Occasional Contributor TD
Occasional Contributor
Posts: 13

proc LOGISTIC - detecting quasi-complete separation

I have a macro which is used to do produce a number of Odds ratios for different datasets/subsets etc.. However, some comparisons produce warnings in the SAS log that I want to get rid of properly. The warning I refer is:

WARNING: There is possibly a quasi-complete separation of data points. The maximum likelihood estimate may not exist.

I can't change the model or anything proc logistic. The requirement is to not perform logistic analysis for such data. Is there a way in SAS I could reliably check data if proc logistic will through this warning or not (without producing errors or warnings in the log?). My theoretical solution is a little bit complicated (produce temp dataset to feed into proc logistic, run another SAS session (child process) with %sysexec that will only do proc logistic and check the log/lst/RC for abnormalities after child process finished running). So, I'd like to hear simpler/better approach to this problem.

p.s.

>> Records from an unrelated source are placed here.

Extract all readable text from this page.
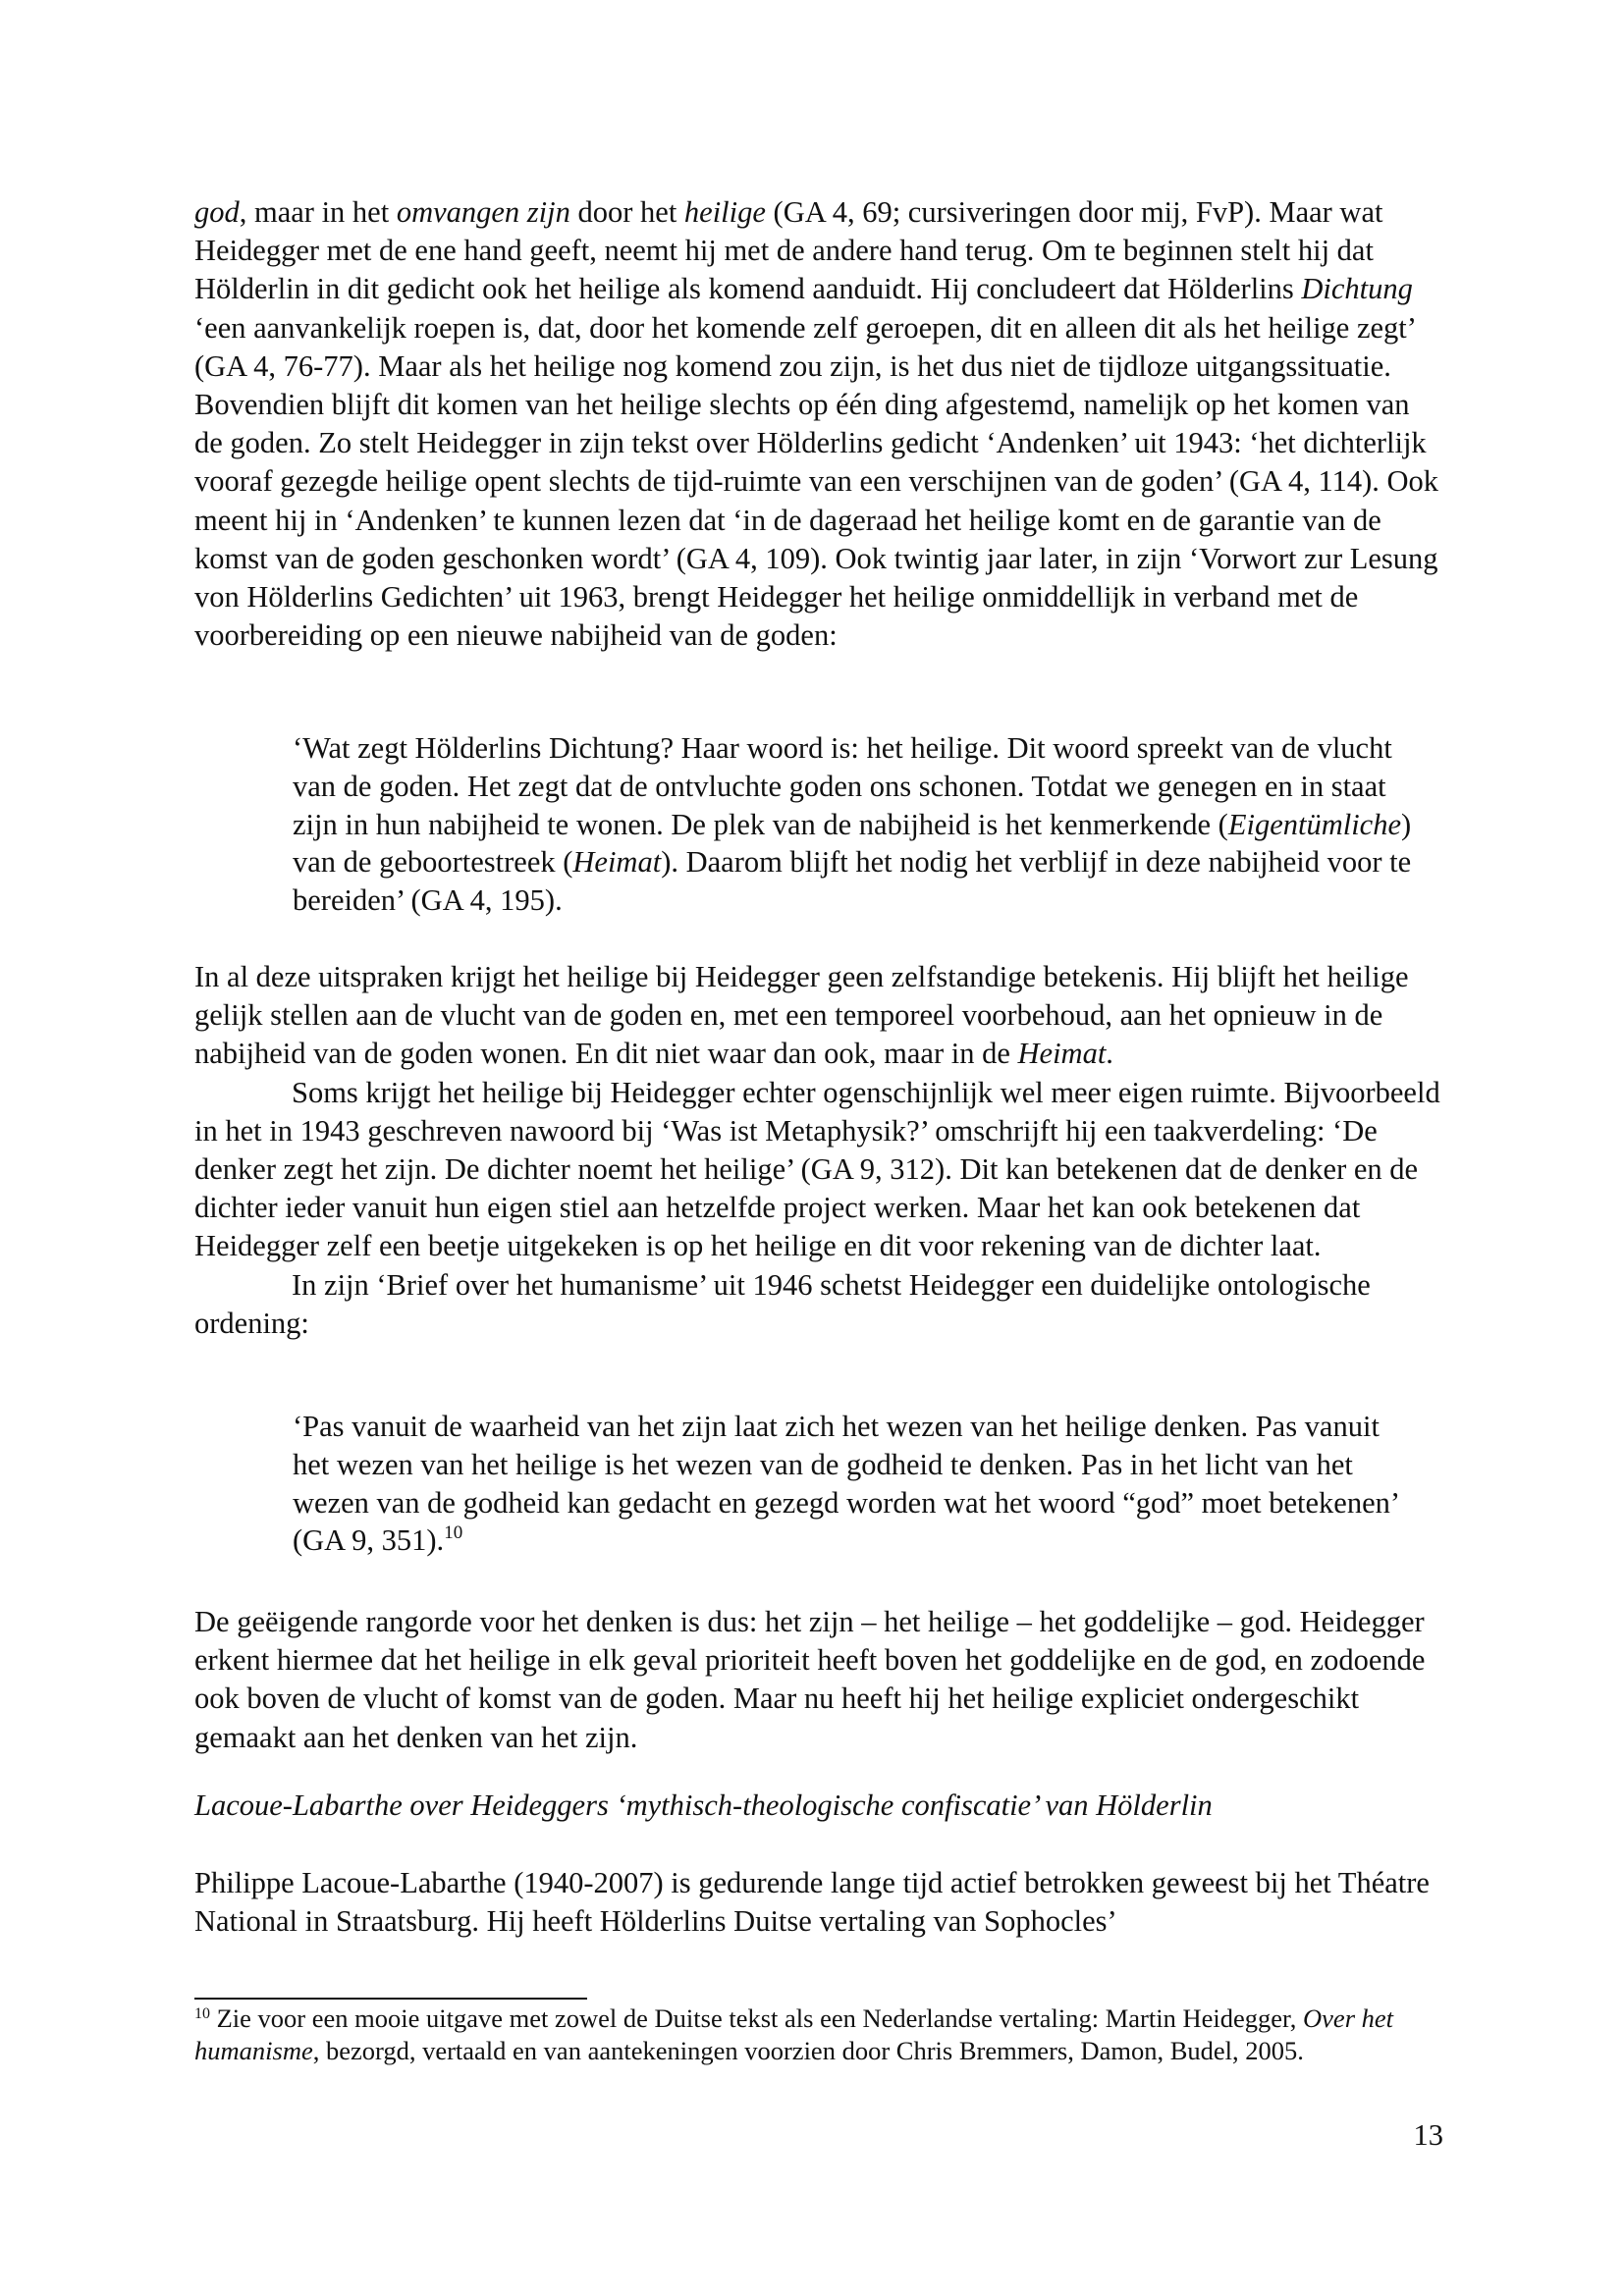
god, maar in het omvangen zijn door het heilige (GA 4, 69; cursiveringen door mij, FvP). Maar wat Heidegger met de ene hand geeft, neemt hij met de andere hand terug. Om te beginnen stelt hij dat Hölderlin in dit gedicht ook het heilige als komend aanduidt. Hij concludeert dat Hölderlins Dichtung ‘een aanvankelijk roepen is, dat, door het komende zelf geroepen, dit en alleen dit als het heilige zegt’ (GA 4, 76-77). Maar als het heilige nog komend zou zijn, is het dus niet de tijdloze uitgangssituatie. Bovendien blijft dit komen van het heilige slechts op één ding afgestemd, namelijk op het komen van de goden. Zo stelt Heidegger in zijn tekst over Hölderlins gedicht ‘Andenken’ uit 1943: ‘het dichterlijk vooraf gezegde heilige opent slechts de tijd-ruimte van een verschijnen van de goden’ (GA 4, 114). Ook meent hij in ‘Andenken’ te kunnen lezen dat ‘in de dageraad het heilige komt en de garantie van de komst van de goden geschonken wordt’ (GA 4, 109). Ook twintig jaar later, in zijn ‘Vorwort zur Lesung von Hölderlins Gedichten’ uit 1963, brengt Heidegger het heilige onmiddellijk in verband met de voorbereiding op een nieuwe nabijheid van de goden:

‘Wat zegt Hölderlins Dichtung? Haar woord is: het heilige. Dit woord spreekt van de vlucht van de goden. Het zegt dat de ontvluchte goden ons schonen. Totdat we genegen en in staat zijn in hun nabijheid te wonen. De plek van de nabijheid is het kenmerkende (Eigentümliche) van de geboortestreek (Heimat). Daarom blijft het nodig het verblijf in deze nabijheid voor te bereiden’ (GA 4, 195).

In al deze uitspraken krijgt het heilige bij Heidegger geen zelfstandige betekenis. Hij blijft het heilige gelijk stellen aan de vlucht van de goden en, met een temporeel voorbehoud, aan het opnieuw in de nabijheid van de goden wonen. En dit niet waar dan ook, maar in de Heimat.

Soms krijgt het heilige bij Heidegger echter ogenschijnlijk wel meer eigen ruimte. Bijvoorbeeld in het in 1943 geschreven nawoord bij ‘Was ist Metaphysik?’ omschrijft hij een taakverdeling: ‘De denker zegt het zijn. De dichter noemt het heilige’ (GA 9, 312). Dit kan betekenen dat de denker en de dichter ieder vanuit hun eigen stiel aan hetzelfde project werken. Maar het kan ook betekenen dat Heidegger zelf een beetje uitgekeken is op het heilige en dit voor rekening van de dichter laat.

In zijn ‘Brief over het humanisme’ uit 1946 schetst Heidegger een duidelijke ontologische ordening:

‘Pas vanuit de waarheid van het zijn laat zich het wezen van het heilige denken. Pas vanuit het wezen van het heilige is het wezen van de godheid te denken. Pas in het licht van het wezen van de godheid kan gedacht en gezegd worden wat het woord “god” moet betekenen’ (GA 9, 351).$^{10}$

De geëigende rangorde voor het denken is dus: het zijn – het heilige – het goddelijke – god. Heidegger erkent hiermee dat het heilige in elk geval prioriteit heeft boven het goddelijke en de god, en zodoende ook boven de vlucht of komst van de goden. Maar nu heeft hij het heilige expliciet ondergeschikt gemaakt aan het denken van het zijn.

Lacoue-Labarthe over Heideggers ‘mythisch-theologische confiscatie’ van Hölderlin

Philippe Lacoue-Labarthe (1940-2007) is gedurende lange tijd actief betrokken geweest bij het Théatre National in Straatsburg. Hij heeft Hölderlins Duitse vertaling van Sophocles’

$^{10}$ Zie voor een mooie uitgave met zowel de Duitse tekst als een Nederlandse vertaling: Martin Heidegger, Over het humanisme, bezorgd, vertaald en van aantekeningen voorzien door Chris Bremmers, Damon, Budel, 2005.
13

NOWARN options is not a solution, because I need to see warnings for other cases and to skip data for logistic regression.

Thanks and happy around exp(7.6078780732785....) !

Kind regards,


Super User
Posts: 11,822

Re: proc LOGISTIC - detecting quasi-complete separation

Is it practical to use the Firth option with your data?

Respected Advisor
Posts: 2,655

Re: proc LOGISTIC - detecting quasi-complete separation

I like the Firth penalized ML method, but if that is not available due to prior decisions, I would try something like:

proc means data=yourdata nway noprint;

class iv1--iv<how many independent variables you have>

var dependent;

output out=datachek sum=sum;


I would then look at any situations where the sum was zero for one of the combinations of the independent variables.  By including appropriate ID variables, you could then exclude these cases from the dataset.  This assumes that the quasi-separability arises from categorical predictors which have only zeroes (or ones, but it is easier to find the zeroes) for some combination of the predictors.